The current code prints to stdout. We have a RMI service that has ZK server embedded in it. We do this so that we can run/start/stop ZK across platforms without having to write platform specific scripts. In this server, we start a thread that periodically calls PurgeTxnlog.purge(). As you pointed out, we should have a -q flag to direct to log instead stdout to statisfy both the approaches. I will make that change.
We chose number 2 here because we think having only one backup will be enough. It is not clear to us under what conditions the additional backup will be useful.
Backups are useful under the following scenario (correct me if I am wrong):
1. The current ZooKeeper transaction log and/or snapshot is corrupted, but the past snapshots and transaction logs are ok. Corrupting can mean either disk file corruption or corrupting of transaction entries in the log. We store ZooKeeper data on mirrored disks.

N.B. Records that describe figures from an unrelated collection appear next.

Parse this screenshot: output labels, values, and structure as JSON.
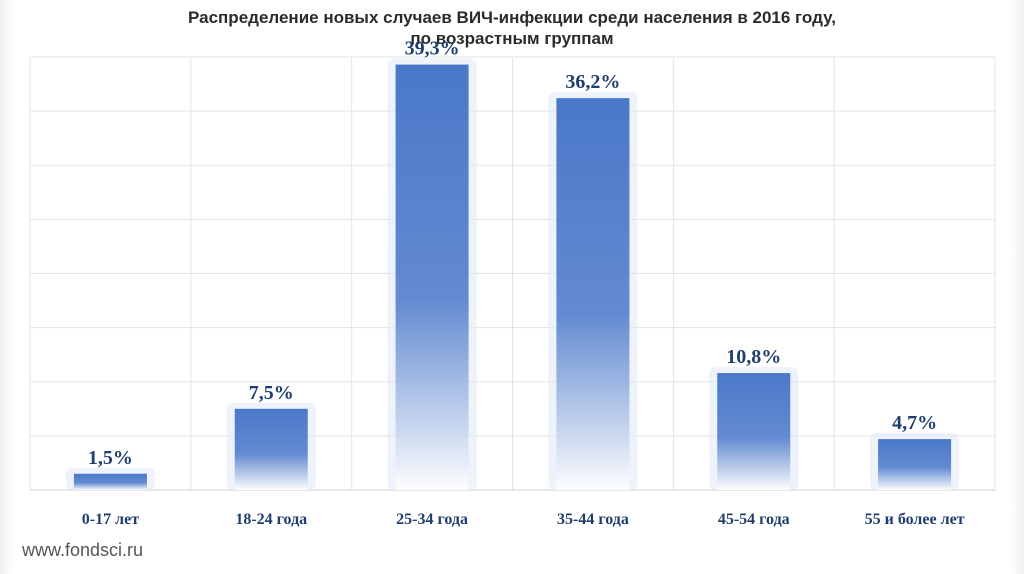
{
  "title_line1": "Распределение новых случаев ВИЧ-инфекции среди населения в 2016 году,",
  "title_line2": "по возрастным группам",
  "watermark": "www.fondsci.ru",
  "colors": {
    "bar_top": "#4a78c9",
    "bar_bottom": "#ffffff",
    "labels": "#1f3e6e",
    "grid": "#e3e3e3"
  },
  "chart_data": {
    "type": "bar",
    "title": "Распределение новых случаев ВИЧ-инфекции среди населения в 2016 году, по возрастным группам",
    "categories": [
      "0-17 лет",
      "18-24 года",
      "25-34 года",
      "35-44 года",
      "45-54 года",
      "55 и более лет"
    ],
    "values": [
      1.5,
      7.5,
      39.3,
      36.2,
      10.8,
      4.7
    ],
    "data_labels": [
      "1,5%",
      "7,5%",
      "39,3%",
      "36,2%",
      "10,8%",
      "4,7%"
    ],
    "ylim": [
      0,
      40
    ],
    "grid": true
  }
}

2. The application itself made some errors that requires reverting back to the older version.
For the first point, having one additional backup would suffice. The second point is really tricky. I am not sure how the application can decide which snapshot to revert to. I think in most cases it will be trial and error. It is not clear to me how to estimate the number of backups needed. Also, it is not clear how one would go about going back in time. I looked at LogFormatter utility and that utility does not help much in undoing the erroneous transactions for case 2 above. In general, I think it is good to enforce users to have a minimum of one backup.
Related question: Is there hash on the log files (or internal tree structures) that can tell the ZooKeeper server if the logs are corrupted. If yes, the zookeeper server can verify the hash during startup and take some action based on that. For example, make sure that it never becomes a leader until it gets the correct snapshot from the existing leader (otherwise it may endup corrupting other server's log). "Corrupting" here refers to the case where the file is readable, but one or more transactions in the log are bad.
I am not sure if there is a test for this. If I remember correctly, there is a bug that causes the purge() function to leave behind one addition log file. Please refer to my question above about findNRecentSnapshots(). I can add a test or modify the pruge utlity once we have concluded this discussion.